I’m going to be basing most of this on nextstrain’s COVID-19 phylogeny data and their accompanying chart.*
The earliest sequenced US case we have came from Washington. The Washington strain’s earliest sequenced sample was 5 weeks of mutation out from the Wuhan strain at the time, leading to the inference that it arrived (or at least split off from the Wuhan gene-pool) in about mid-January. Australia seems to have a divergent strain that might have broken off even earlier, possibly as far back as mid-December.
Going on their graph, they dated the Wuhan last common-ancestor (LCA) strain to roughly mid-December, and the all-strain LCA is the same one.
(I’m not going to detail all of how this works, but LUCA is a similar concept.)
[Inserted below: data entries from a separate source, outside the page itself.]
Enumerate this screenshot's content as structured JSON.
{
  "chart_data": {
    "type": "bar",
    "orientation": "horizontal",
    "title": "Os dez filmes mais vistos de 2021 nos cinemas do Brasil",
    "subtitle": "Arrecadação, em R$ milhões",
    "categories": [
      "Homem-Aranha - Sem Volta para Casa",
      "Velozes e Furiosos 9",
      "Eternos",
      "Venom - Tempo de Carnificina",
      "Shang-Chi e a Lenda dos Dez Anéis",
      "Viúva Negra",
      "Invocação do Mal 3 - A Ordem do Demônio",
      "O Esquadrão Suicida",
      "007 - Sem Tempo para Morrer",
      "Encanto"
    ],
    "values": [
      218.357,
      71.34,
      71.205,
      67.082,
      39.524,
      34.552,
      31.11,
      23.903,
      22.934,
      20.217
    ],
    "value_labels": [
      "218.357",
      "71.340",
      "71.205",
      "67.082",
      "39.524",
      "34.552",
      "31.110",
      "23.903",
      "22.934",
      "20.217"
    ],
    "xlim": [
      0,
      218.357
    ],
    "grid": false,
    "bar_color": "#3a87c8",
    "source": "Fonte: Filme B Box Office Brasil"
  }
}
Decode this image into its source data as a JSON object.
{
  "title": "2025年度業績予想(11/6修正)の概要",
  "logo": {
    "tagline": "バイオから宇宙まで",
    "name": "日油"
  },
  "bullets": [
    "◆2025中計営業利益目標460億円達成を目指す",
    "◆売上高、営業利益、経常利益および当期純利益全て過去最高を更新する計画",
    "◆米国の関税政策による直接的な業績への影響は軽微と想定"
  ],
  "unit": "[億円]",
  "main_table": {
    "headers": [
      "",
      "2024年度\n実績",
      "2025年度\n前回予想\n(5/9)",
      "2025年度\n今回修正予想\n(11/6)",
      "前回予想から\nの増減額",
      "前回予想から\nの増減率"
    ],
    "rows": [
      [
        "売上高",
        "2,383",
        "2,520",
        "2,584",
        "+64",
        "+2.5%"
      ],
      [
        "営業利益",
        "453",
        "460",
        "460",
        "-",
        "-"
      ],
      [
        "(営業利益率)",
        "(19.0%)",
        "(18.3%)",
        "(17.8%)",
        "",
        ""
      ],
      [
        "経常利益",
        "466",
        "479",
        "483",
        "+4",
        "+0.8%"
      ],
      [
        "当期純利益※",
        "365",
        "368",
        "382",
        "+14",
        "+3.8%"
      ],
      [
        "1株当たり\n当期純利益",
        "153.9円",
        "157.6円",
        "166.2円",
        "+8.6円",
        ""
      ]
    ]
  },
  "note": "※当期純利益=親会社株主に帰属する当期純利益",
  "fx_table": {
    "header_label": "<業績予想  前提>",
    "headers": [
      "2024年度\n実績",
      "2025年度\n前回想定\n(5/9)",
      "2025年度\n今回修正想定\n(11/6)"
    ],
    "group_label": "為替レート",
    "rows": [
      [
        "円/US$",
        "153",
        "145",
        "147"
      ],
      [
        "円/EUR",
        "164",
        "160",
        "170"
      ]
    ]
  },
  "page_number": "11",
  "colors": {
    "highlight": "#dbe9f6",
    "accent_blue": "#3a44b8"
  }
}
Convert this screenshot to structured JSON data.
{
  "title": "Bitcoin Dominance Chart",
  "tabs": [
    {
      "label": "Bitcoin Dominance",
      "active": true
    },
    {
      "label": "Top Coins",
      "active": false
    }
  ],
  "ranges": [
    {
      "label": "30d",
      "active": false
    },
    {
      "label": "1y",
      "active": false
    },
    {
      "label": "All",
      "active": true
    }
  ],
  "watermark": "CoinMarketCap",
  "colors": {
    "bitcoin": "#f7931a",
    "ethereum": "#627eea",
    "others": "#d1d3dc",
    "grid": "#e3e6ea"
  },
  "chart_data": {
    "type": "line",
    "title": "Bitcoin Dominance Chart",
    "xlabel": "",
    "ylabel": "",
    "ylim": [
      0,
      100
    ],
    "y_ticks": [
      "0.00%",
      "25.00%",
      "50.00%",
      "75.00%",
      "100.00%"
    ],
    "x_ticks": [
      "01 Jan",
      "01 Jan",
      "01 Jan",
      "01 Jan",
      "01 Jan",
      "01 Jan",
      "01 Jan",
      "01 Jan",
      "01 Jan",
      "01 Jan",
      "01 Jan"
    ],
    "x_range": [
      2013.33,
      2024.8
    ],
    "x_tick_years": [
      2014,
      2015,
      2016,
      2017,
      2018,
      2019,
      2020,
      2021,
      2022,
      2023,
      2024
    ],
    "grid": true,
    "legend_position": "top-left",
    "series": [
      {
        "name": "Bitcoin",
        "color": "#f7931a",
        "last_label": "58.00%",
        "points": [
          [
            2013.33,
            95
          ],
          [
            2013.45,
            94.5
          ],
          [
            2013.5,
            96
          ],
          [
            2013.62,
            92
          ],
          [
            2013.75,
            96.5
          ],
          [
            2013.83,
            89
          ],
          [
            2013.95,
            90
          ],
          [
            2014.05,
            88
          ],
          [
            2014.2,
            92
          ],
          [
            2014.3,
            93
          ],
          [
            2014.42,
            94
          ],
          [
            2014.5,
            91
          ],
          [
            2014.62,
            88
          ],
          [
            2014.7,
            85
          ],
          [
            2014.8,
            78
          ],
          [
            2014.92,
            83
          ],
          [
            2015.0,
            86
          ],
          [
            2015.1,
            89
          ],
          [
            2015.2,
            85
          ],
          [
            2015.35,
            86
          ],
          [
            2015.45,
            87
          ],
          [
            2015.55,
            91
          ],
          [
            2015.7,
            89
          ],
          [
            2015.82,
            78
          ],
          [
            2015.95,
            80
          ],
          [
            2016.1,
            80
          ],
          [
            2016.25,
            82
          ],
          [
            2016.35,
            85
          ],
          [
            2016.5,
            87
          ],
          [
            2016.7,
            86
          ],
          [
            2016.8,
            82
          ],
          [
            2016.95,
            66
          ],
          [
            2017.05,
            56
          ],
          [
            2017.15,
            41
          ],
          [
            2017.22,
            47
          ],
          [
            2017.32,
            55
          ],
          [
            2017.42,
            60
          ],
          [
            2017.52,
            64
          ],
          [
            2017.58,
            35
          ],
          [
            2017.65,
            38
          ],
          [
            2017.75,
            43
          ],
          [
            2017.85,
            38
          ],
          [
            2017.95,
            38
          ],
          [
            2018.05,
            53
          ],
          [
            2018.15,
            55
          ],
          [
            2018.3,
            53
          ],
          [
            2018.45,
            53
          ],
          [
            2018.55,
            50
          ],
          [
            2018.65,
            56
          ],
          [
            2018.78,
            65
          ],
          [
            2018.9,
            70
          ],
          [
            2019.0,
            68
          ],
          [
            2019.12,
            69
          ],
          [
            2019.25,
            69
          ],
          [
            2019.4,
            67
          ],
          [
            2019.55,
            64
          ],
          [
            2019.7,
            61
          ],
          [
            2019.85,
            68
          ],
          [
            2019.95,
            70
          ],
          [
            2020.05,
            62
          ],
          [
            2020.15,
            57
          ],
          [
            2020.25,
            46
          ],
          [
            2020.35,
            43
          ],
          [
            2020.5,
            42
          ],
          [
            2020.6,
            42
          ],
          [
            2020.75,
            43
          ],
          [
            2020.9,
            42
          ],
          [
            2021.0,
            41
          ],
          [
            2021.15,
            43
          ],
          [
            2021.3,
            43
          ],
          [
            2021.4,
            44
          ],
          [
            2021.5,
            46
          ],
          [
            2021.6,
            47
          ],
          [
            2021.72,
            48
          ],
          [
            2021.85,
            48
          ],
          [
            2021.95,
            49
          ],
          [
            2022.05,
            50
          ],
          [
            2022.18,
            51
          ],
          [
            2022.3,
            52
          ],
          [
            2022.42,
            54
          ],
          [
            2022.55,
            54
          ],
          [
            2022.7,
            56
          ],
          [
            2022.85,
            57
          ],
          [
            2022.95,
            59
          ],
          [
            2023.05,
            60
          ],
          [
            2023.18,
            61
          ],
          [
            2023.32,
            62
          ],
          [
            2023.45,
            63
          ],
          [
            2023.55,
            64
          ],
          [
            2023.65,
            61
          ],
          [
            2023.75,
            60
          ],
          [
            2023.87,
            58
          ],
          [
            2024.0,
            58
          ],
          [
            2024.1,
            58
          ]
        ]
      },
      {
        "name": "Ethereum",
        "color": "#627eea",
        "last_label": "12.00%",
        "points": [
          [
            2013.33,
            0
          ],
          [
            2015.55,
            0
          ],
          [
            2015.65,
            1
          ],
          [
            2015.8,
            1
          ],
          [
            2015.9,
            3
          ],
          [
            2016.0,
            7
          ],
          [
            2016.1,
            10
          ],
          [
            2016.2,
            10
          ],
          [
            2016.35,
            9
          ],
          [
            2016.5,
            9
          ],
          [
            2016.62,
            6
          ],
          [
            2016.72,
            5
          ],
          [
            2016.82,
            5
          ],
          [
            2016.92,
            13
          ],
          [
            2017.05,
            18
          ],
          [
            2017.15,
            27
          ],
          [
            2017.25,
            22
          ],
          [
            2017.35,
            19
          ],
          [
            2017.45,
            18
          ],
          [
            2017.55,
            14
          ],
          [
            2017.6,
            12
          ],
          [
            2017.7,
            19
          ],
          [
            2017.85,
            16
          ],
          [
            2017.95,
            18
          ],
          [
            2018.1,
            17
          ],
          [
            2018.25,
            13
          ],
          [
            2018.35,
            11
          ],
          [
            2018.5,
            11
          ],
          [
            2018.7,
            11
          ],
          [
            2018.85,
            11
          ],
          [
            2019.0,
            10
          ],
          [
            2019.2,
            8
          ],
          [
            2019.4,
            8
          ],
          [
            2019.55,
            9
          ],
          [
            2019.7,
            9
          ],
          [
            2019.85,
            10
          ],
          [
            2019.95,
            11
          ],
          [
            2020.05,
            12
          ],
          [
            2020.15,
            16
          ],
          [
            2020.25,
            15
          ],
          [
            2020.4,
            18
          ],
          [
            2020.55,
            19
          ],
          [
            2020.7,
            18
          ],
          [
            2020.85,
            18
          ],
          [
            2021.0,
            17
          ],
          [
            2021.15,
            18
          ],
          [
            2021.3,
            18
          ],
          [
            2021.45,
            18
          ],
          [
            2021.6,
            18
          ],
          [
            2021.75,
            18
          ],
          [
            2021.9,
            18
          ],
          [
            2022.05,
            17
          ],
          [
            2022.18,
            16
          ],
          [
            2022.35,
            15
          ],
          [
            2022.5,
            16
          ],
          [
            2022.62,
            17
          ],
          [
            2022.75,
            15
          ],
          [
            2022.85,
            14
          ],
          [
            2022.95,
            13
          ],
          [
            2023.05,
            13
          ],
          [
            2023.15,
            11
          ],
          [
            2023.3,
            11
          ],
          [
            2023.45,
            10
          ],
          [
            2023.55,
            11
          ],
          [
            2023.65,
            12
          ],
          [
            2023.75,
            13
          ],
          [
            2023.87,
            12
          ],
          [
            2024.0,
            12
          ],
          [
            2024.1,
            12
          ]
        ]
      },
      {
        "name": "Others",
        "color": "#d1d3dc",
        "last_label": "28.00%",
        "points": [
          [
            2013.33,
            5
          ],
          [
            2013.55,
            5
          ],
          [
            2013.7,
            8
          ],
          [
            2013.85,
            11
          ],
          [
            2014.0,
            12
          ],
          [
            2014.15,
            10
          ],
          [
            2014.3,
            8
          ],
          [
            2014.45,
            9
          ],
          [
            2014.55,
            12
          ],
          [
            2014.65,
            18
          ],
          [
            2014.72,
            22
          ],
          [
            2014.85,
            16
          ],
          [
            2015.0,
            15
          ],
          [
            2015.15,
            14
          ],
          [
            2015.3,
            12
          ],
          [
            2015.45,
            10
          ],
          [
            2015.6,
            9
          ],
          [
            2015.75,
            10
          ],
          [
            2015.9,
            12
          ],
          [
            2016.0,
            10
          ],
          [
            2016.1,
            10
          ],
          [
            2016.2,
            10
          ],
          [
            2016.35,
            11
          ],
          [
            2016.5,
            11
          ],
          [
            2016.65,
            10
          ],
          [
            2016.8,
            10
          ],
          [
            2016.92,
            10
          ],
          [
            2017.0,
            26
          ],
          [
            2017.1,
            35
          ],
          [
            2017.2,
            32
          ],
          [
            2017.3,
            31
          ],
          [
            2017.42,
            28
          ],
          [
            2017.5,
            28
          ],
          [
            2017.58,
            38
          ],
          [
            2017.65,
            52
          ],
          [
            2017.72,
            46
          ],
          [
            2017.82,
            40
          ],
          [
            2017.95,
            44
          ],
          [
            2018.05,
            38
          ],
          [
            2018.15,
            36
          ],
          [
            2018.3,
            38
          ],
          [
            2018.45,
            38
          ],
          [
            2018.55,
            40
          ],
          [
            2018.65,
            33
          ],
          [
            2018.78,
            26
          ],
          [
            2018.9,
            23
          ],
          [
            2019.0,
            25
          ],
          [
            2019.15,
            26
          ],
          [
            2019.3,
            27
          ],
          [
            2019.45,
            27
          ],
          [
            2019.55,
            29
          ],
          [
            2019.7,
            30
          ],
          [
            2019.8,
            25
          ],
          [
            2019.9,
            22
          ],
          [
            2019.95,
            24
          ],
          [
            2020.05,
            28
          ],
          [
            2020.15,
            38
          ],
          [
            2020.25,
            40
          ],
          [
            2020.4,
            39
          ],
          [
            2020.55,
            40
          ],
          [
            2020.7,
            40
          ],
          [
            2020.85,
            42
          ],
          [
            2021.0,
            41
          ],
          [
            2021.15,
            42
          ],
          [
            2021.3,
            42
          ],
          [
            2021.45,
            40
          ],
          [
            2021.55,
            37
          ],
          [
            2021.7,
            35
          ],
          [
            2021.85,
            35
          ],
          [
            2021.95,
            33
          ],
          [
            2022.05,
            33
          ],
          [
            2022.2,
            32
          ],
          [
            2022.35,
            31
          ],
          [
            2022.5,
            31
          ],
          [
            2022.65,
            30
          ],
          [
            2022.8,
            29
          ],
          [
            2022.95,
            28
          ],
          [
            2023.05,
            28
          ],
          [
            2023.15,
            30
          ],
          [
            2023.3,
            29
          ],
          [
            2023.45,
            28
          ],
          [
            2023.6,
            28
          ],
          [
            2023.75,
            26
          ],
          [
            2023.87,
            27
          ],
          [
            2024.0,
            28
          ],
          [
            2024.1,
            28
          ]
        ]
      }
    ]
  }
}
So, cases much earlier than mid-December (and in anyplace other than China or Australia) seem really unlikely to me**.
*Note that old phylogenies are often very inaccurate and rough, and rely heavily on your starting assumptions (I’ve played around with them, and it is wild how different the trees can be). But this is a fresh phylogeny, and should be a bit of a best-case-scenario. This a very recent series of mutations and splits, and on top of that, unlike with paleontology we can access, date, and sequence old blood samples just fine. I expect this phylogeny to get the occasional detail wrong, but to hit the broad-strokes and to be largely pretty accurate.
**If an earlier strain existed, it would have had to have left no lingering sequenced sub-strains in the present day. If even one of those theoretical highly-divergent sub-strains persisted, got sequenced, and were added to the phylogeny calculation… it would have introduced a new early-stage split into the phylogenetic tree that would have pushed the probable LCA way back into the past.***
*** I mention this in part because… HIV did have these. A non-pandemic ancestor that we found in some very old blood samples. It was nowhere near as contagious and persistent at the time, and even seemed to be a transient illness for those who caught it. But being a pretty unsuccessful virus at the time, only a very small pool of people had it back then.